In Charlottesville, Virginia, Thomas Jefferson once sought to re-write the Gospels by stripping out all passages that did not meet his conception of who Jesus was. Contemplating this project, Jefferson wrote to a friend:
I should proceed to a view of the life, character, and doctrines of Jesus, who sensible of the incorrectness of his forbears’ idea of the Deity, and of morality, endeavored to bring them to the principles of a pure deism, and juster notions of God, to reform their moral doctrines to the standard of reason, justice, and philanthropy, and to inculcate the belief of a future state. This view would purposely omit the question of his divinity, and even his inspiration.

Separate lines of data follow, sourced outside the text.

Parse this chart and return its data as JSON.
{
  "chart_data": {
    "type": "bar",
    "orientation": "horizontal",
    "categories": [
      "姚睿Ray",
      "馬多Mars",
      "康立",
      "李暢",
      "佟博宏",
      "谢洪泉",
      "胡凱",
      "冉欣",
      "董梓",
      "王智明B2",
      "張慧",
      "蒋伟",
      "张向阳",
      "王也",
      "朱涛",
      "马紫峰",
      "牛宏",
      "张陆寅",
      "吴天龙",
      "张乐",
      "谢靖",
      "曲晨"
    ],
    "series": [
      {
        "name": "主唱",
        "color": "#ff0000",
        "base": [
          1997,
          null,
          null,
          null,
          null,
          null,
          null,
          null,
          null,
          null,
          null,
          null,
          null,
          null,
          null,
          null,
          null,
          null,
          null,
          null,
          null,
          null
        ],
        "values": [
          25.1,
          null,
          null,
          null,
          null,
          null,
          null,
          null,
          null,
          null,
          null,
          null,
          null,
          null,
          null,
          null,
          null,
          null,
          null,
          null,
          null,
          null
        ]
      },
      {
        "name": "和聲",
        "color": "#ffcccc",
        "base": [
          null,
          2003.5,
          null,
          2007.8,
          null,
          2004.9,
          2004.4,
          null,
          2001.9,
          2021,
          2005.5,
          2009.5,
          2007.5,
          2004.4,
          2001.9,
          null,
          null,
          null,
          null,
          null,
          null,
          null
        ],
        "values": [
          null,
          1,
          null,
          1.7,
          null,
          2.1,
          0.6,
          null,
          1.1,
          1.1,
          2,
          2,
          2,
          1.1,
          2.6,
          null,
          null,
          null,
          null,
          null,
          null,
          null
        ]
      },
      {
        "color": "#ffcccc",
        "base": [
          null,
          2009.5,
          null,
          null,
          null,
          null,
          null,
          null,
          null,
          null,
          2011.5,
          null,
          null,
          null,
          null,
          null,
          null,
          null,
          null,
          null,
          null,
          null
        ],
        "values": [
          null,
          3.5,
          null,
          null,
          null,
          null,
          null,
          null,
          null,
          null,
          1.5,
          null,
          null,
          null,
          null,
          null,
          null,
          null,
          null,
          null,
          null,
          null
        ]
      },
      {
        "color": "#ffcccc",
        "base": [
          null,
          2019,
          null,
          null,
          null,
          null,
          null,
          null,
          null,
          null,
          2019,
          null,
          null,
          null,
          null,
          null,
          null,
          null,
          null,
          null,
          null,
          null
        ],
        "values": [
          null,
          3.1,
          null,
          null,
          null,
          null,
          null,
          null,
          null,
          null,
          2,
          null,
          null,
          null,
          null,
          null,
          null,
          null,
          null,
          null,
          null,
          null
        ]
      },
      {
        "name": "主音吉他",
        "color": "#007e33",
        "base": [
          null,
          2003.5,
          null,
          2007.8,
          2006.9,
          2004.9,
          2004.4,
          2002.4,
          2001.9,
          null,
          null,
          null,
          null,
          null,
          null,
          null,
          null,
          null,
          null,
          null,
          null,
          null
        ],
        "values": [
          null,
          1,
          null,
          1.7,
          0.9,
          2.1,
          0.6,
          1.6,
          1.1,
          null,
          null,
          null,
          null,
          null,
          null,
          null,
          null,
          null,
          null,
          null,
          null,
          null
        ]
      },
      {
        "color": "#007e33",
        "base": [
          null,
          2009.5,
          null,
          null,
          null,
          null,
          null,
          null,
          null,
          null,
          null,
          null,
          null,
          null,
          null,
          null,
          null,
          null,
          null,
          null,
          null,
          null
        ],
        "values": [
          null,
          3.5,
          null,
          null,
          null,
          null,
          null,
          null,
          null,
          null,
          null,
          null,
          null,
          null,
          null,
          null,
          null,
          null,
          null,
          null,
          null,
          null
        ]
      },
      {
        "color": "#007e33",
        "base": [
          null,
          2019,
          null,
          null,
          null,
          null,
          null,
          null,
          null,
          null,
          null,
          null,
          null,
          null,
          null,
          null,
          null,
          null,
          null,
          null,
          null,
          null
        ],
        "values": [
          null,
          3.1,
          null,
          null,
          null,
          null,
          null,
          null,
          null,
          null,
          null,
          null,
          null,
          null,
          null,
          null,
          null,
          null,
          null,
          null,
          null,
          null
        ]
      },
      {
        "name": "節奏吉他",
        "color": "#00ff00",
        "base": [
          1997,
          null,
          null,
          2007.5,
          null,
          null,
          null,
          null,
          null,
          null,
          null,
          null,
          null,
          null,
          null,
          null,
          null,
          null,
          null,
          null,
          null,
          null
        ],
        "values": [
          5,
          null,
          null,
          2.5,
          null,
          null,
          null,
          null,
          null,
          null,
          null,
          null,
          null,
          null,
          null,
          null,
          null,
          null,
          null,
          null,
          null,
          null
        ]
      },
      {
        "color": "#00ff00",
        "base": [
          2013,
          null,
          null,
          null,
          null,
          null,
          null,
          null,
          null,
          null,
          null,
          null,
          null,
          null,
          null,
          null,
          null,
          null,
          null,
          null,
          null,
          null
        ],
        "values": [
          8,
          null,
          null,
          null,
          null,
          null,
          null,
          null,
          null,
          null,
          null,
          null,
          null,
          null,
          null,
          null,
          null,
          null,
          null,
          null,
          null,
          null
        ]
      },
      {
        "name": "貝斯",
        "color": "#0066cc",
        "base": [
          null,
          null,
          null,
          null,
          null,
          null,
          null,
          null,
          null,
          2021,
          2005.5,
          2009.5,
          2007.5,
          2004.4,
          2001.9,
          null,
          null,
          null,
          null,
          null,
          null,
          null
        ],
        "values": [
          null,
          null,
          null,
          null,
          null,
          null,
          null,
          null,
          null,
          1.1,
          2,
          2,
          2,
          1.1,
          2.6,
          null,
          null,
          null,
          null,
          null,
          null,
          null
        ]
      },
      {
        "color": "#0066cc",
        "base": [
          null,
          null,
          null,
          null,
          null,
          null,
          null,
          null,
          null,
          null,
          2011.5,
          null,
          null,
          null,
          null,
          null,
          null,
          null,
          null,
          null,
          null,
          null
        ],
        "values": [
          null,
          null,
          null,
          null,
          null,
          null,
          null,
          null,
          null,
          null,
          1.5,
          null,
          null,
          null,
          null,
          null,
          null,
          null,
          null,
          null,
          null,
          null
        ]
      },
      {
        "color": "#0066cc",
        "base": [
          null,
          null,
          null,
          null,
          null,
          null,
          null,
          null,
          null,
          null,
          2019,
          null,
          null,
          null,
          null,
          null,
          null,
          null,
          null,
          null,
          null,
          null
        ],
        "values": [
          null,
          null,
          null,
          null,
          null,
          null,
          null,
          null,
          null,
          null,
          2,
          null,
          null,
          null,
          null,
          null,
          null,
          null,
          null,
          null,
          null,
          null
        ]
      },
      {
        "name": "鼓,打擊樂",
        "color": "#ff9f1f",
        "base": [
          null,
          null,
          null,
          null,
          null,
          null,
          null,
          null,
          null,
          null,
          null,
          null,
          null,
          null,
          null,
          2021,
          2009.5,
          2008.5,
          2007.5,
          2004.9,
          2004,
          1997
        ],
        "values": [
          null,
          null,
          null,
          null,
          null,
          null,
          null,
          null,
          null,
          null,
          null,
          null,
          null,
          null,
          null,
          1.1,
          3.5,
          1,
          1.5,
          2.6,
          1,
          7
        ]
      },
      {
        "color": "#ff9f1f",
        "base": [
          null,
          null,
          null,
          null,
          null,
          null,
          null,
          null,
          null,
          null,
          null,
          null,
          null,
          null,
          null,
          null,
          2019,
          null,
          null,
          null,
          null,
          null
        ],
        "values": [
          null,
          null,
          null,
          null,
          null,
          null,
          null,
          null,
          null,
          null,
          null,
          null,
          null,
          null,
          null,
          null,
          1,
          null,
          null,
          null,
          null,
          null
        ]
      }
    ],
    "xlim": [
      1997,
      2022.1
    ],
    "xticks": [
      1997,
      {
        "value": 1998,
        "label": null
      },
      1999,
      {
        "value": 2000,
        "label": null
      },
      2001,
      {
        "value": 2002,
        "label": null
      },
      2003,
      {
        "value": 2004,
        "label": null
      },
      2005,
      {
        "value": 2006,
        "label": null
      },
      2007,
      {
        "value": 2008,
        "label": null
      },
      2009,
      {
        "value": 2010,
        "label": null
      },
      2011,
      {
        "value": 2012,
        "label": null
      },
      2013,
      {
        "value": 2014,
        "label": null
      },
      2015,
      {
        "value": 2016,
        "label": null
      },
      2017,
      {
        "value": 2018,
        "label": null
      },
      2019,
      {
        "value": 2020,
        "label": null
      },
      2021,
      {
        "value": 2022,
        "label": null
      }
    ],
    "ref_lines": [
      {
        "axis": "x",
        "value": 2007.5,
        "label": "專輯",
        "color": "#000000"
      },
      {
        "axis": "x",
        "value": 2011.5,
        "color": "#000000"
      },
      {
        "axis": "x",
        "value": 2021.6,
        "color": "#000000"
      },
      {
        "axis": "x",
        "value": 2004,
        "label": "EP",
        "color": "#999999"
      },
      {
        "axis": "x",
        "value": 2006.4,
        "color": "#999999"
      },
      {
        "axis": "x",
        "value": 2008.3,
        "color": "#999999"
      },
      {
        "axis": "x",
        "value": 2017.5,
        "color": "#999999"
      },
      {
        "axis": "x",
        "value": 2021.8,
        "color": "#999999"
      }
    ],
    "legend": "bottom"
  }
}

Shorn of embarrassing invocations of miracles and other phenomena that mystify an enlightened sensibility, the Jefferson Bible is also a pale shadow of the Gospels.
In Forsyth County, North Carolina, the County Board of Commissioners had a policy of inviting the religious leaders of congregations in the county to deliver a prayer before meetings. The County’s policy promised invited religious leaders that they would be “free to offer the invocation according to the dictates of your own conscience.” The invitation requested “only that the prayer opportunity not be exploited as an effort to convert others to the particular faith of the invocational speaker, nor to disparage any faith or belief different than that of the invocational speaker.”
The United States Court of Appeals for the Fourth Circuit has held that this policy, as implemented by the Board, is unconstitutional.